A veces pensamos que esta parte de nuestro estudio debería pertenecer al capítulo anterior, ya que las tendencias socialistas del liberalismo son un efecto de la psicología más bien que la de la doctrina. Extraña condición intrínseca de las cosas que las mueve a obrar en el sentido de su naturaleza íntima, no en la dirección de sus programas ideológicos.

En puro campo doctrinario el liberalismo es la antítesis del socialismo. La escuela liberal pura exalta al individuo hasta el extremo de supeditar al estado, y entrega el mundo al libre juego de las concurrencias económicas. Para ella, la autoridad ocupa apenas el papel del árbitro en las partidas de boxeo, encargado de castigar los golpes bajos, pero obligado a dejar a los gladiadores el ejercicio desenfrenado de sus capacidades de combate: el estado gendarme, inmóvil, insensible, inactivo, simboliza su ideal de felicidad social bajo la égida de laisser faire. El socialismo, en cambio, erige el estado en dueño y señor del individuo convertido en célula insignificante de un modo formidable. El liberalismo se funda en el principio de la libertad; el socialismo en el concepto de la dictadura. Cobden de un lado, Lenin del otro. La Revolución Francesa como gran jornada liberal con la proclamación de los derechos del hombre; la revolución rusa como epopeya socialista con sus códigos autoritarios y sangrientos, con la dictadura del proletariado, la socialización de la propiedad y los servicios, la supresión de la familia y la abolición de la moral. Ambas sangrientas, las dos revoluciones se distinguen esencialmente por los motivos que las llevaron a erigir la guillotina o implantar el revólver.

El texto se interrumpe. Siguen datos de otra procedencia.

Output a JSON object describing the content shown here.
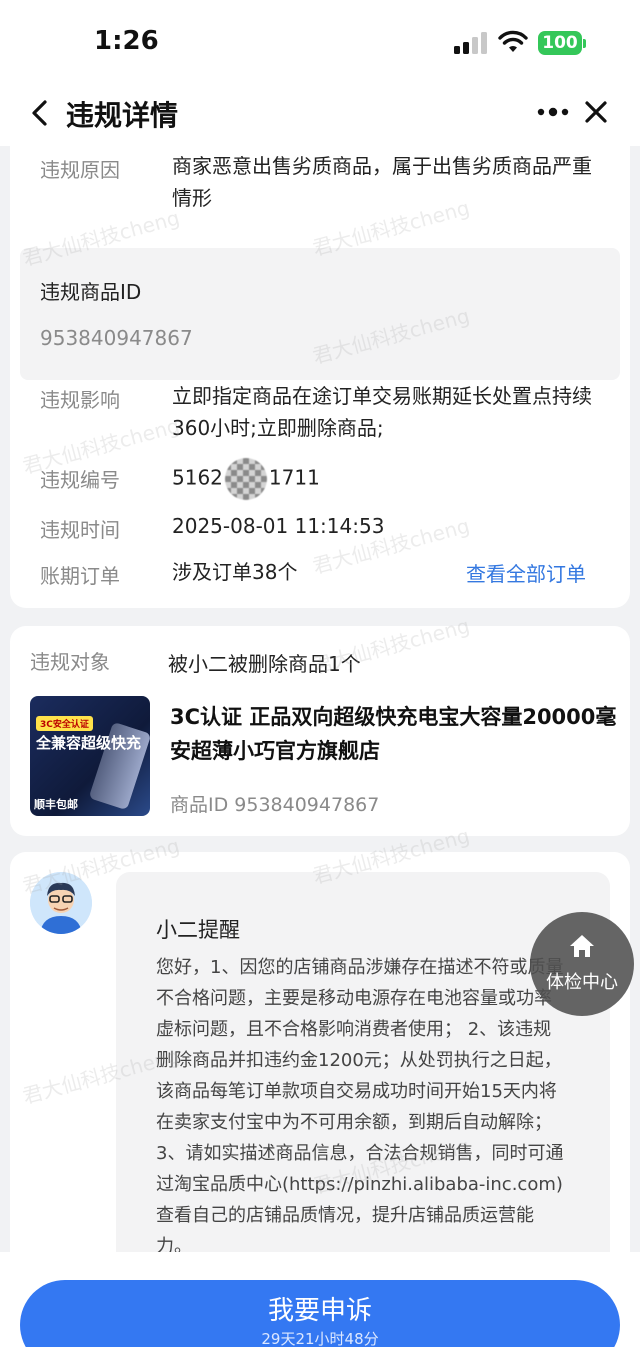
{
  "status_bar": {
    "time": "1:26",
    "battery": "100"
  },
  "nav": {
    "title": "违规详情"
  },
  "details": {
    "reason_label": "违规原因",
    "reason_value": "商家恶意出售劣质商品，属于出售劣质商品严重情形",
    "product_id_label": "违规商品ID",
    "product_id_value": "953840947867",
    "impact_label": "违规影响",
    "impact_value": "立即指定商品在途订单交易账期延长处置点持续360小时;立即删除商品;",
    "number_label": "违规编号",
    "number_prefix": "5162",
    "number_suffix": "1711",
    "time_label": "违规时间",
    "time_value": "2025-08-01 11:14:53",
    "orders_label": "账期订单",
    "orders_value": "涉及订单38个",
    "orders_link": "查看全部订单"
  },
  "target": {
    "label": "违规对象",
    "value": "被小二被删除商品1个",
    "product_image_badge": "3C安全认证",
    "product_image_text": "全兼容超级快充",
    "product_image_footer": "顺丰包邮",
    "product_title": "3C认证 正品双向超级快充电宝大容量20000毫安超薄小巧官方旗舰店",
    "product_id": "商品ID 953840947867"
  },
  "reminder": {
    "title": "小二提醒",
    "text": "您好，1、因您的店铺商品涉嫌存在描述不符或质量不合格问题，主要是移动电源存在电池容量或功率虚标问题，且不合格影响消费者使用； 2、该违规删除商品并扣违约金1200元；从处罚执行之日起，该商品每笔订单款项自交易成功时间开始15天内将在卖家支付宝中为不可用余额，到期后自动解除； 3、请如实描述商品信息，合法合规销售，同时可通过淘宝品质中心(https://pinzhi.alibaba-inc.com)查看自己的店铺品质情况，提升店铺品质运营能力。"
  },
  "fab": {
    "label": "体检中心"
  },
  "appeal": {
    "label": "我要申诉",
    "countdown": "29天21小时48分"
  },
  "watermark": "君大仙科技cheng",
  "colors": {
    "primary_blue": "#3478f2",
    "link_blue": "#3478e0",
    "battery_green": "#34c759"
  }
}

Marat, Danton, Robespierre, soñadores e idealistas, decapitan para abolir los antiguos privilegios y para exaltar los derechos de la especie humana bajo los cánones intocables de libertad, igualdad, fraternidad, Lenin, Trotzky, Dzierzynski, Kalinin, los hombres de apelativos bárbaros y brutales como puños cerrados, crearon la Cheka con sus mazmorras atormentadas por el seco estallido del revólver, para imponer a los pueblos un evangelio de utilidad social que anula el derecho individual , diviniza a la comunidad, aplasta a todos los hombres bajo el peso tremendo de una máquina colectiva a quien nada importan las células vivas que la forman, con tal que el todo imponente y agresivo cumpla sus fines históricos con la ciega fatalidad de las fuerzas cósmicas.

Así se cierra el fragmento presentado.